Charte: «il y a un danger qui est là», prévient Janette Bertrand

La féministe de renom Janette Bertrand prévient qu'il serait «dangereux» pour les femmes du Québec que la Charte de la laïcité ne soit pas adoptée.
Depuis deux jours, Mme Bertrand, 89 ans, prend la parole aux côtés de la chef péquiste Pauline Marois pour inciter les Québécois à voter pour elle.
Dimanche, lors d'un «brunch laïcité», la célèbre auteure et dramaturge a expliqué qu'elle est «avec Mme Marois pour une seule raison, il ne faut pas qu'on recule. Au Québec, on est les femmes les plus avancées dans l'égalité. Mais il ne faut pas qu'on recule.»
Elle relate qu'avec son groupe de réflexion, les Janette, elle a fouillé la question à fond en se demandant : «Est-ce qu'on se conte des histoires? Est-ce que c'est vrai qu'il y a du danger?» Elle conclut que oui.
«On pense qu'il y a un danger qui est là, qui existe, a affirmé Mme Bertrand. On peut nommer des noms, on ne le fera pas. C'est dangereux. Alors prévenons en ayant une charte.»

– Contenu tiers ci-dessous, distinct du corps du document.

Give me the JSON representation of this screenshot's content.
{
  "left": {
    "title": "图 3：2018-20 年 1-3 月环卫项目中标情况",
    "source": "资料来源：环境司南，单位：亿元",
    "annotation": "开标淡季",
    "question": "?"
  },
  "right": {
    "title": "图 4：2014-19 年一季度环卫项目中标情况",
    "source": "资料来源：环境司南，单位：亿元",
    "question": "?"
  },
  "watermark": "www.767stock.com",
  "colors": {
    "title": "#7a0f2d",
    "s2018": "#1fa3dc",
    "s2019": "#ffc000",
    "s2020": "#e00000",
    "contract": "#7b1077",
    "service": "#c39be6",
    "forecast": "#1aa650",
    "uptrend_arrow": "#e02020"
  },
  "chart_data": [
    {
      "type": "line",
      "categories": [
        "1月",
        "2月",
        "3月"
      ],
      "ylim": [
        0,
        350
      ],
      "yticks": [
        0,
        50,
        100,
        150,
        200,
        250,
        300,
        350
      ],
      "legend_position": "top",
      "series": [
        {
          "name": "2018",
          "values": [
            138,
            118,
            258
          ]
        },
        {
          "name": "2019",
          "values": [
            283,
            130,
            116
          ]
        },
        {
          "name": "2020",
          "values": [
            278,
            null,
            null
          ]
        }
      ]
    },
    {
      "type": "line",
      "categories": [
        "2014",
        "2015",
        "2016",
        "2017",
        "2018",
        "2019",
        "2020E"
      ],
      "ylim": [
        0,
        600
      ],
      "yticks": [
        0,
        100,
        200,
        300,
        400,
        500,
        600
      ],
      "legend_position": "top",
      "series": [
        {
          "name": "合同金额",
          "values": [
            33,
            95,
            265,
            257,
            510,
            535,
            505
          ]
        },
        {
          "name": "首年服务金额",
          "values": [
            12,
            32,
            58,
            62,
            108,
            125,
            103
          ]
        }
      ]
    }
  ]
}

Elle note avoir discuté avec un Algérien «très respectable» qui l'a éveillée à une certaine menace. Il «m'a dit : "Vous savez ce qu'ils font en ce moment, les intégristes, les islamistes, les Frères Musulmans, si on veut aller plus loin? Ils font dans tous les pays des petites demandes"» d'accommodement.
Mme Bertrand donne un exemple personnel. Elle se rend chaque semaine à la piscine dans le quartier Villeray où elle habite. Un jour, deux hommes se sont empêchés de se baigner parce qu'elle et une amie étaient déjà dans l'eau. «Imaginons qu'ils s'en vont voir le propriétaire, évoque Mme Bertrand. Très heureux d'avoir beaucoup... C'est les étudiants de McGill riches qui sont là. Ils demandent : "On veut avoir une journée". Bon. Ils paient. Et là, dans quelques mois, c'est eux qui ont la piscine tout le temps.»
Ce genre de scénario illustre le «grugeage» des droits de la femme au Québec. «C'est de ça dont on a peur et c'est ça qui va arriver s'il n'y a pas de charte, a lancé Mme Bertrand. Il faut voter pour le PQ parce que c'est le seul parti qui nous garantit la charte.»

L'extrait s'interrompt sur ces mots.